Proximate causation is the direct or indirect cause of the harm that the patient experienced. A direct cause is a foreseeable cause when the expected duty is breached. An indirect cause is a consequence that is an intervening cause. For example, an indirect cause occurs if an epidural injection by a pain physician leads to an epidural abscess from negligent nonuse of an aseptic technique, which subsequently leads to the need for surgical decompression, which in turn leads to a spinal cord injury. The interventional pain physician may be liable for the spinal cord injury because the surgical decompression is an intervening action. The intervening cause test does not apply if such act is due to an intentional tort or a crime.
Damages: There has to be harm in the process of the breach of the duty of care for medical negligence to occur.
Res Ipsa Loquitur
Under the breach of duty of care, and the doctrine of Res Ipsa Loquitur, it is presumed that the very nature of a medical mishap which causes injury to a patient suggests negligent conduct, even if there are not enough facts to define breach. This is because of unknown circumstances of the events leading to the injury. This requires three elements:
The harm will not normally occur without negligence.
Such harm will normally be caused due to negligence on the part of the defendant, which in this case is the physician.
The circumstances under which the harm occurred were in the exclusive control of the defendant (physician).
An example of Res Ipsa Loquitur includes a circumstance whereby a patient came in for an epidural injection under sedation, walks into the procedure room on that day, but after the procedure is found to be paraplegic. The above three elements would be applicable and this would avoid the need to try and prove that there is either a breach or non-breach of duty.

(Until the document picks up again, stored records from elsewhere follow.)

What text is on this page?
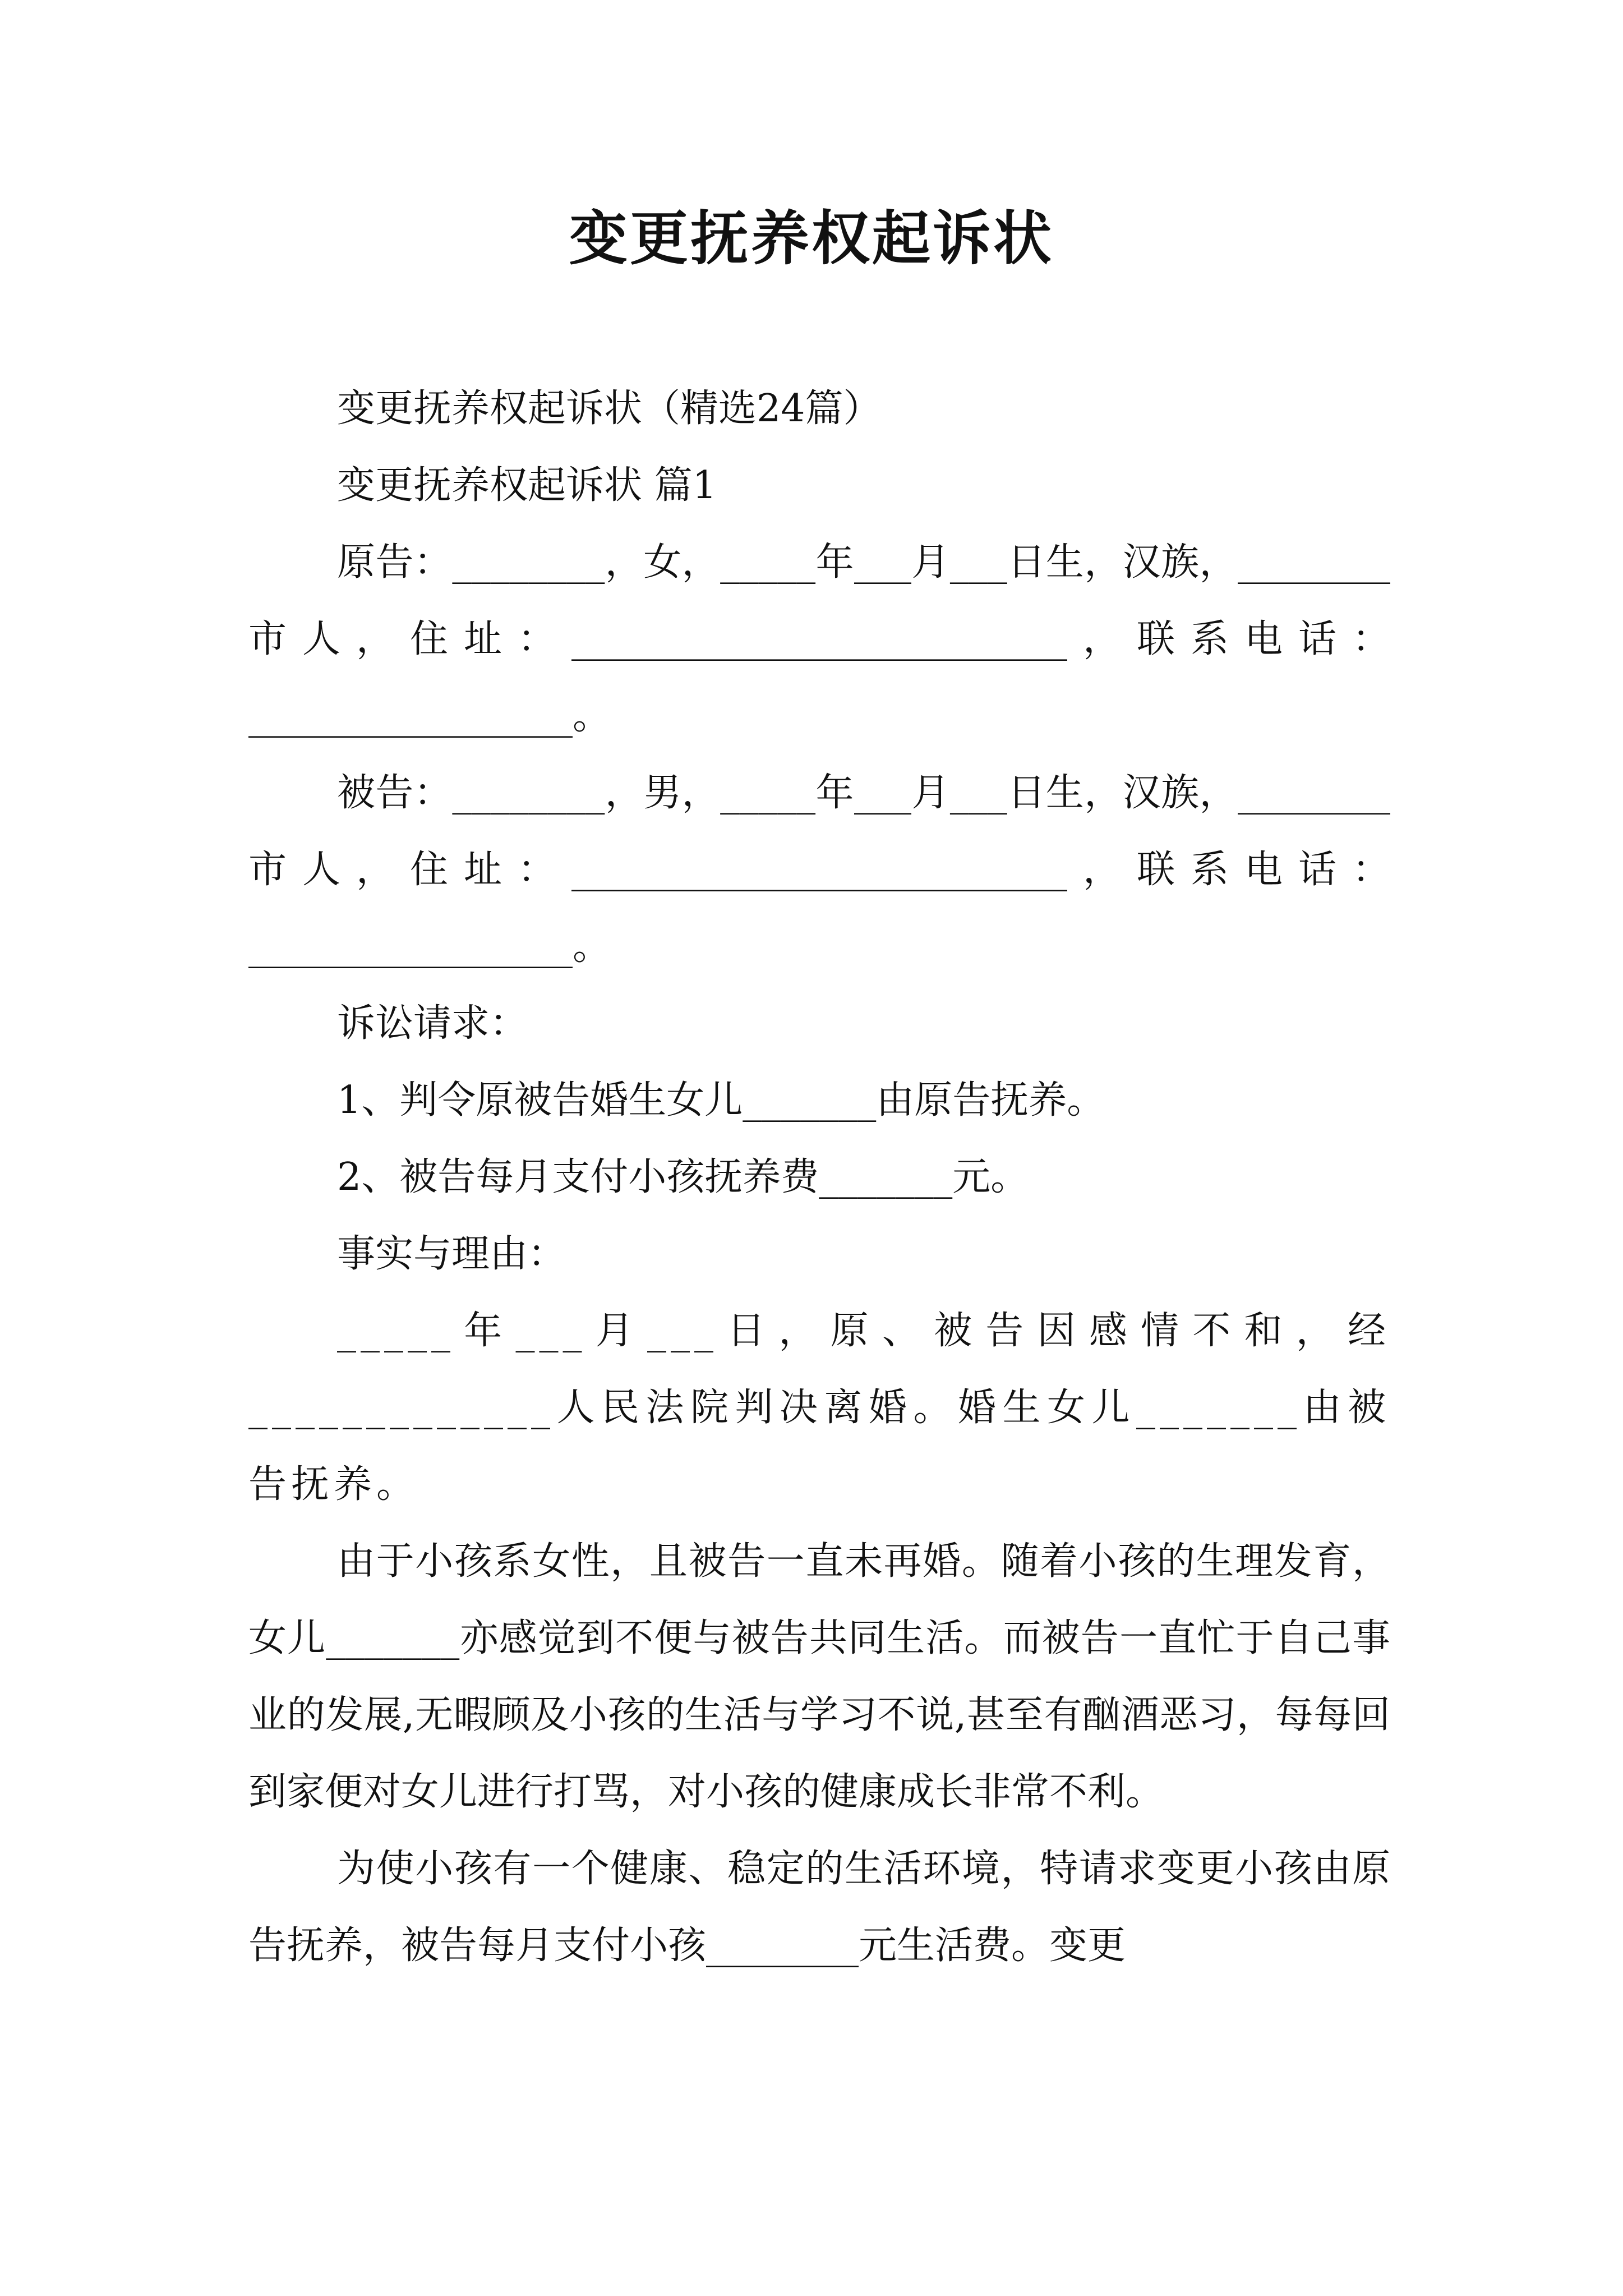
变更抚养权起诉状

变更抚养权起诉状（精选24篇）

变更抚养权起诉状 篇1

原告：________，女，_____年___月___日生，汉族，________市人，住址：__________________________，联系电话：_________________。

被告：________，男，_____年___月___日生，汉族，________市人，住址：__________________________，联系电话：_________________。

诉讼请求：

1、判令原被告婚生女儿_______由原告抚养。

2、被告每月支付小孩抚养费_______元。

事实与理由：

_____年___月___日，原、被告因感情不和，经_____________人民法院判决离婚。婚生女儿_______由被告抚养。

由于小孩系女性，且被告一直未再婚。随着小孩的生理发育，女儿_______亦感觉到不便与被告共同生活。而被告一直忙于自己事业的发展,无暇顾及小孩的生活与学习不说,甚至有酗酒恶习，每每回到家便对女儿进行打骂，对小孩的健康成长非常不利。

为使小孩有一个健康、稳定的生活环境，特请求变更小孩由原告抚养，被告每月支付小孩________元生活费。变更
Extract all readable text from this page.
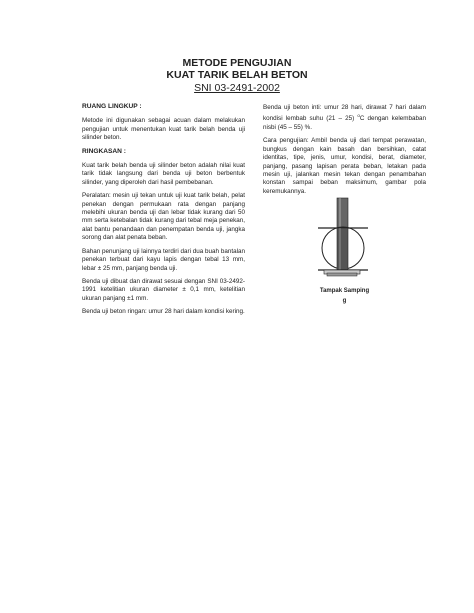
METODE PENGUJIAN
KUAT TARIK BELAH BETON
SNI 03-2491-2002
RUANG LINGKUP :

Metode ini digunakan sebagai acuan dalam melakukan pengujian untuk menentukan kuat tarik belah benda uji silinder beton.

RINGKASAN :

Kuat tarik belah benda uji silinder beton adalah nilai kuat tarik tidak langsung dari benda uji beton berbentuk silinder, yang diperoleh dari hasil pembebanan.

Peralatan: mesin uji tekan untuk uji kuat tarik belah, pelat penekan dengan permukaan rata dengan panjang melebihi ukuran benda uji dan lebar tidak kurang dari 50 mm serta ketebalan tidak kurang dari tebal meja penekan, alat bantu penandaan dan penempatan benda uji, jangka sorong dan alat penata beban.

Bahan penunjang uji lainnya terdiri dari dua buah bantalan penekan terbuat dari kayu lapis dengan tebal 13 mm, lebar ± 25 mm, panjang benda uji.

Benda uji dibuat dan dirawat sesuai dengan SNI 03-2492-1991 ketelitian ukuran diameter ± 0,1 mm, ketelitian ukuran panjang ±1 mm.

Benda uji beton ringan: umur 28 hari dalam kondisi kering.

Benda uji beton inti: umur 28 hari, dirawat 7 hari dalam kondisi lembab suhu (21 – 25) $^o$C dengan kelembaban nisbi (45 – 55) %.

Cara pengujian: Ambil benda uji dari tempat perawatan, bungkus dengan kain basah dan bersihkan, catat identitas, tipe, jenis, umur, kondisi, berat, diameter, panjang, pasang lapisan perata beban, letakan pada mesin uji, jalankan mesin tekan dengan penambahan konstan sampai beban maksimum, gambar pola keremukannya.

Tampak Samping
g
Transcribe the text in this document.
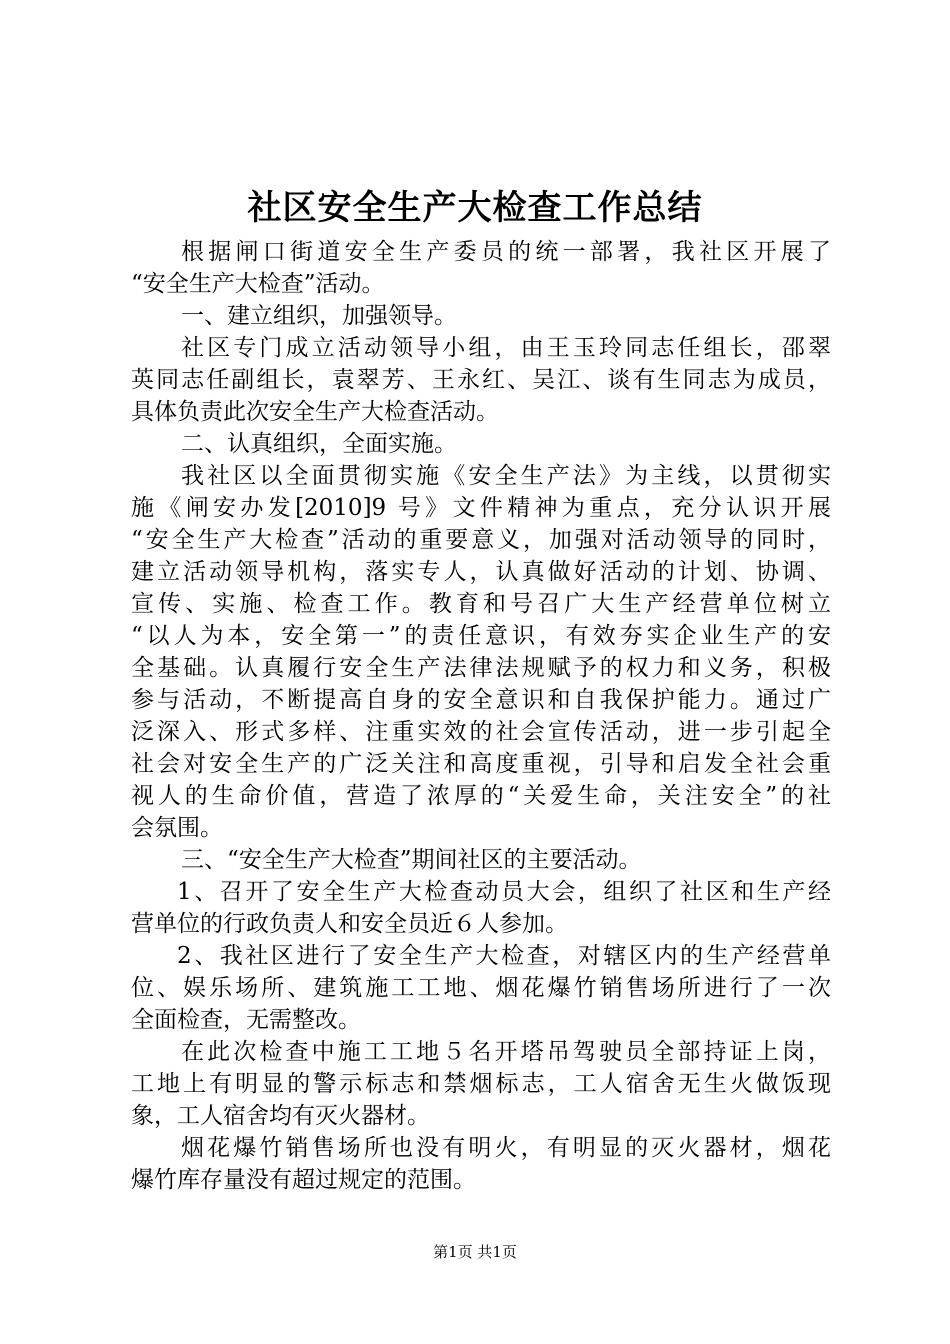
社区安全生产大检查工作总结
根据闸口街道安全生产委员的统一部署，我社区开展了
“安全生产大检查”活动。
一、建立组织，加强领导。
社区专门成立活动领导小组，由王玉玲同志任组长，邵翠
英同志任副组长，袁翠芳、王永红、吴江、谈有生同志为成员，
具体负责此次安全生产大检查活动。
二、认真组织，全面实施。
我社区以全面贯彻实施《安全生产法》为主线，以贯彻实
施《闸安办发[2010]9 号》文件精神为重点，充分认识开展
“安全生产大检查”活动的重要意义，加强对活动领导的同时，
建立活动领导机构，落实专人，认真做好活动的计划、协调、
宣传、实施、检查工作。教育和号召广大生产经营单位树立
“以人为本，安全第一”的责任意识，有效夯实企业生产的安
全基础。认真履行安全生产法律法规赋予的权力和义务，积极
参与活动，不断提高自身的安全意识和自我保护能力。通过广
泛深入、形式多样、注重实效的社会宣传活动，进一步引起全
社会对安全生产的广泛关注和高度重视，引导和启发全社会重
视人的生命价值，营造了浓厚的“关爱生命，关注安全”的社
会氛围。
三、“安全生产大检查”期间社区的主要活动。
1、召开了安全生产大检查动员大会，组织了社区和生产经
营单位的行政负责人和安全员近６人参加。
2、我社区进行了安全生产大检查，对辖区内的生产经营单
位、娱乐场所、建筑施工工地、烟花爆竹销售场所进行了一次
全面检查，无需整改。
在此次检查中施工工地５名开塔吊驾驶员全部持证上岗，
工地上有明显的警示标志和禁烟标志，工人宿舍无生火做饭现
象，工人宿舍均有灭火器材。
烟花爆竹销售场所也没有明火，有明显的灭火器材，烟花
爆竹库存量没有超过规定的范围。
第1页 共1页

There are defenses to medical negligence that include an assumption of risk, such as when a patient is fully aware of all the risks through an informed consent process and still opts to proceed with the treatment plan. Contributory negligence is based on a patient contributing to the harm by his/her action, which may bar recovery in minority jurisdictions. Comparative negligence is based on the percentage of culpability in which a jury will assign a percentage of faults; pure comparative fault is based strictly on that percentage, whereby partial/modified comparative fault only allows the patient to recover his/her percentage if it is below 50% and none if it is above 50%. The tort cases requiring intentional acts include assault, battery, false imprisonment, and intentional infliction of emotional distress.